OpenSquilla has launched a self-hostable open-source AI agent runtime designed to cut enterprise token costs through intelligent model routing, multi-tier memory, and secure syscall-level isolation.
OpenSquilla has released the first public version of its self-hostable, open-source AI agent runtime, positioning it as a cost-efficient alternative to conventional AI agent stacks for long-horizon enterprise workloads. Released under the Apache-2.0 licence, the Python 3.12+ framework is available for self-hosting on GitHub.
The project’s primary focus is reducing unnecessary AI token expenditure. OpenSquilla claims its coordinated routing and optimisation stack can lower token spending by 60–80% compared to flat single-model deployments. Built-in quota hooks and per-call cost tracking are designed to automatically detect and throttle overspending.
In a local benchmark, three prompts processed a combined 279,762 tokens at a total session cost of $0.0094. Around 222,848 tokens — nearly 80% of all input tokens — were served from cache through context reuse across sessions.
The runtime uses an ML classifier that evaluates request complexity using message length, code blocks, keyword patterns, and embedding-based semantic features. Simpler tasks are routed to lower-cost models, while deep reasoning is disabled for lightweight prompts to reduce compute overhead.

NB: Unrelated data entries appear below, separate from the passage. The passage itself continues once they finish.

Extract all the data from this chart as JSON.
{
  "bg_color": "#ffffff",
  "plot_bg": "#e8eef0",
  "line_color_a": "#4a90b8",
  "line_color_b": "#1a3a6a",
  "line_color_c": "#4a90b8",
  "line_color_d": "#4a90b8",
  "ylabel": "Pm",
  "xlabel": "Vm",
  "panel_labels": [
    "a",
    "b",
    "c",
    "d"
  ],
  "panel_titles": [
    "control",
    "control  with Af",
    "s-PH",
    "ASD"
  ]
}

OpenSquilla also introduces a four-tier cognitive memory architecture comprising working, episodic, semantic, and raw memory layers, alongside vector-semantic and BM25 retrieval. Local ONNX inference keeps embeddings on-device.
On security, the framework uses syscall-level isolation through Bubblewrap on Linux and Seatbelt on macOS, alongside policy-based execution controls and prompt injection protections. Its microkernel-style architecture further enables lightweight plugin creation without mandatory SDKs or manifest files.